Thursday, August 30, 2007

The Limited Liability Company

The limited liability company (LLC) is a business entity created by statute in every state. The LLC is essentially a combination of a corporation and partnership. The owners, usually called members, enjoy the liability protection of a corporation and the taxation and operation options of either a corporation or a partnership. It is also possible to have a single-member LLC which can operate as a sole proprietor or a corporation. These attributes have caused the LLC to be a preferred choice of entity for many new businesses.

Each state has its own unique LLC statutes. Some of the statutes are binding upon the LLC, such as formation issues. That is, each LLC must submit articles of organization precisely as the statute states. However, most of the statutes are merely default rules for when the LLC members either have no operating agreement or no agreement on a specific issue covered by a default rule. For example, most states’ default rule for voting provides that each member has a vote equal to his ownership interest. However, since this is merely a default rule, the members may agree to override the default rule and have a per capita system of voting.

The LLC combines desired attributes of a corporation and a partnership. Previously, anyone setting up a business typically decided between a corporation and a partnership. Some people would opt for a corporation for its liability protection while others would choose a partnership for its pass-through taxation and more informal structure. With the creation of LLCs, people can now have both.
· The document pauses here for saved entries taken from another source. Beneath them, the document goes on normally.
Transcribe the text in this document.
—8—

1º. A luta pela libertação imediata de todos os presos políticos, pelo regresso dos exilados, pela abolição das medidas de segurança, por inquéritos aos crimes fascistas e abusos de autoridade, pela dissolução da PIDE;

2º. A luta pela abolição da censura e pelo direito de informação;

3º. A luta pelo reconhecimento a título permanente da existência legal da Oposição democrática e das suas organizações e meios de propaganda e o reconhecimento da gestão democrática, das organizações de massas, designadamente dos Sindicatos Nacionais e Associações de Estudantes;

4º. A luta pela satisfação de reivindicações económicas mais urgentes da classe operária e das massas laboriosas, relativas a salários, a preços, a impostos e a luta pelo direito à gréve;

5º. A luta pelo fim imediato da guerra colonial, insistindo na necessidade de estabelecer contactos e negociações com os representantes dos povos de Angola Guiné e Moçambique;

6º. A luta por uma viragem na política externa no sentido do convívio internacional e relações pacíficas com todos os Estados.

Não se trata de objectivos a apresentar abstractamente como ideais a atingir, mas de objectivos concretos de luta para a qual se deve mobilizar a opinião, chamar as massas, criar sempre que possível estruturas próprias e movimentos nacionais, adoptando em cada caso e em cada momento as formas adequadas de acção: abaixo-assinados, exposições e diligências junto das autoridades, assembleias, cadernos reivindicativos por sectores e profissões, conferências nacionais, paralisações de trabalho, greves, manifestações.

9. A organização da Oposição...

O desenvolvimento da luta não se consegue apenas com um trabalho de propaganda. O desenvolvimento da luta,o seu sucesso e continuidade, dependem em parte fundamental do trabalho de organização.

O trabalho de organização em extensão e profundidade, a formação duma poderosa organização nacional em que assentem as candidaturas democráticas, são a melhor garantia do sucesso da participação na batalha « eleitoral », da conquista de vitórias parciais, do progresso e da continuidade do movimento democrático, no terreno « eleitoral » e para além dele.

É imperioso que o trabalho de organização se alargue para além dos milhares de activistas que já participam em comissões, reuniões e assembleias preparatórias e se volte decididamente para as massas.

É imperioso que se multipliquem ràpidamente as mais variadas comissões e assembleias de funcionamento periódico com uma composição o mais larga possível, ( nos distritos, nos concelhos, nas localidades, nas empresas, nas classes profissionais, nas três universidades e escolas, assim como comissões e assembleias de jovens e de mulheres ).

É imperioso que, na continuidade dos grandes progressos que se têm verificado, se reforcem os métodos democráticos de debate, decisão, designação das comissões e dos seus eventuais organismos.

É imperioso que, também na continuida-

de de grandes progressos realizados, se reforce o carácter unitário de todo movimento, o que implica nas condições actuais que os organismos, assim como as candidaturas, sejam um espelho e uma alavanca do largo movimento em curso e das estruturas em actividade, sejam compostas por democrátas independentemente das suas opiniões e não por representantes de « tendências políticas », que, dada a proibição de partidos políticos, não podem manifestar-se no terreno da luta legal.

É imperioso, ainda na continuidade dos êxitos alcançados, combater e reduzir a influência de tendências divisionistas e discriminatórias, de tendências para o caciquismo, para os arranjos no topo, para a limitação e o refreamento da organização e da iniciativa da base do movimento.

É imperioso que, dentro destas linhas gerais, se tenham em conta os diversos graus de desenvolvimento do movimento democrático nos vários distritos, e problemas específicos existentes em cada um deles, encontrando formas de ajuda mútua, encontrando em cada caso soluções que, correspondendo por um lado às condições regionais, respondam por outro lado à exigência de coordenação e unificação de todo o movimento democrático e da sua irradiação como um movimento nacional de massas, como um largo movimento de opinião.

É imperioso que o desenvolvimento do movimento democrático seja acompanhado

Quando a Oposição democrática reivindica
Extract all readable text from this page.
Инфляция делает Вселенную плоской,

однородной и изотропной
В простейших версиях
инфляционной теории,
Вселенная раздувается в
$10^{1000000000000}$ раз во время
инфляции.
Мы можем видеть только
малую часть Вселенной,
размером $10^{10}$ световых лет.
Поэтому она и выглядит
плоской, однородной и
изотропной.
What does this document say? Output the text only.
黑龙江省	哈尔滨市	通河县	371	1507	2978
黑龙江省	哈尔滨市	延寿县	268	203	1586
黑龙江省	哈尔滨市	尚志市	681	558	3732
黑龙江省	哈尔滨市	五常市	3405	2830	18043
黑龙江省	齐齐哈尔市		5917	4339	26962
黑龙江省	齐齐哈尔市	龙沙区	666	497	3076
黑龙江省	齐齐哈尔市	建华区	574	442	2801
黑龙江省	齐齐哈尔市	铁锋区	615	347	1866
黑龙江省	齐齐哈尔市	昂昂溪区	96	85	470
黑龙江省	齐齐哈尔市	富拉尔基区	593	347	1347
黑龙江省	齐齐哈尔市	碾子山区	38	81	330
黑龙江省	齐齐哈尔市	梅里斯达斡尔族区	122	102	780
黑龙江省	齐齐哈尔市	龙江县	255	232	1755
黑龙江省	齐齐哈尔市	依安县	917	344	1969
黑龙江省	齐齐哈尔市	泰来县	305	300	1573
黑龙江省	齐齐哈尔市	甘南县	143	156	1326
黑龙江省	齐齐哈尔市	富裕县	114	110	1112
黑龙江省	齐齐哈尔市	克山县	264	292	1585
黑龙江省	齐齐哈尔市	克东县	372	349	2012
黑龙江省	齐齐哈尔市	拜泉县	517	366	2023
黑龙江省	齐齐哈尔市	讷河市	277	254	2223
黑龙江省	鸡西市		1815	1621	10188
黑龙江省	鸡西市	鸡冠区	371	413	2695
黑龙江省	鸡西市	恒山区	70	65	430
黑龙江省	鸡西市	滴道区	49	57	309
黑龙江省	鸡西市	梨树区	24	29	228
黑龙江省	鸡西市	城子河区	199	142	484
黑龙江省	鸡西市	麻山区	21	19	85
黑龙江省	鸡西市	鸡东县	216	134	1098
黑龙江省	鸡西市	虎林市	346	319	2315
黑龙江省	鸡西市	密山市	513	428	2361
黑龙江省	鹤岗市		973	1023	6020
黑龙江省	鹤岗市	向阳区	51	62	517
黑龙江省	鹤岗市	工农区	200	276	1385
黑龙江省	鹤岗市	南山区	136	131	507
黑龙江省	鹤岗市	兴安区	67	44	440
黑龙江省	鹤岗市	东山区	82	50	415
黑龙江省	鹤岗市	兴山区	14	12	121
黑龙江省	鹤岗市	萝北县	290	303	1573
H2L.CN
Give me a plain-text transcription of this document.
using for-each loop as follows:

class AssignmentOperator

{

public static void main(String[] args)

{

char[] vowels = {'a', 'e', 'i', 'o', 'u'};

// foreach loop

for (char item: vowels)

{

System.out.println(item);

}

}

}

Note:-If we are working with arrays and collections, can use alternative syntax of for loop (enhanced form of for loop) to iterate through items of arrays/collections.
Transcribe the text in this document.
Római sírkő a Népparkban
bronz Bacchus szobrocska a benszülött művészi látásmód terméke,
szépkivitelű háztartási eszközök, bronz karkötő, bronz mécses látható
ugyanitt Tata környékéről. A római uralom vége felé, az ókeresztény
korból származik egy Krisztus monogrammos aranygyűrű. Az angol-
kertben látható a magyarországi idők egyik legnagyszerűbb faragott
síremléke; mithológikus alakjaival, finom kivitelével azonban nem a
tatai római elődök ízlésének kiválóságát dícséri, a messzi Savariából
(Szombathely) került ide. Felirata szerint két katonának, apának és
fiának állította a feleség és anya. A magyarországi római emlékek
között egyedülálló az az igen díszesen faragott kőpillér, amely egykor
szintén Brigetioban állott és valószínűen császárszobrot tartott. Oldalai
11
Most states allow LLC members to determine the management structure of the company. Except for a few states that require a centralized corporate-like structure, the LLC members can choose between centralized management and management by the members. Most members of LLCs choose a partnership-like, member-managed governance structure since this system is very flexible and allows for management by committee, management by a sole member, or management by a nonmember manager.

Flexible Tax Structure
Check-the-box tax regulations allow LLC business owners to elect the desired status for federal tax classification. If no election is made, a single-member LLC is taxed as a sole proprietorship and a multi-member LLC is taxed as a partnership. However, circumstances may be such that a corporate tax classification will be advantageous for the LLC. In that case, the owners merely “check the box” and elect a corporate tax classification. The check-the-box regulations make tax classification a very simple matter. You can always research tax information at Internal Revenue Service.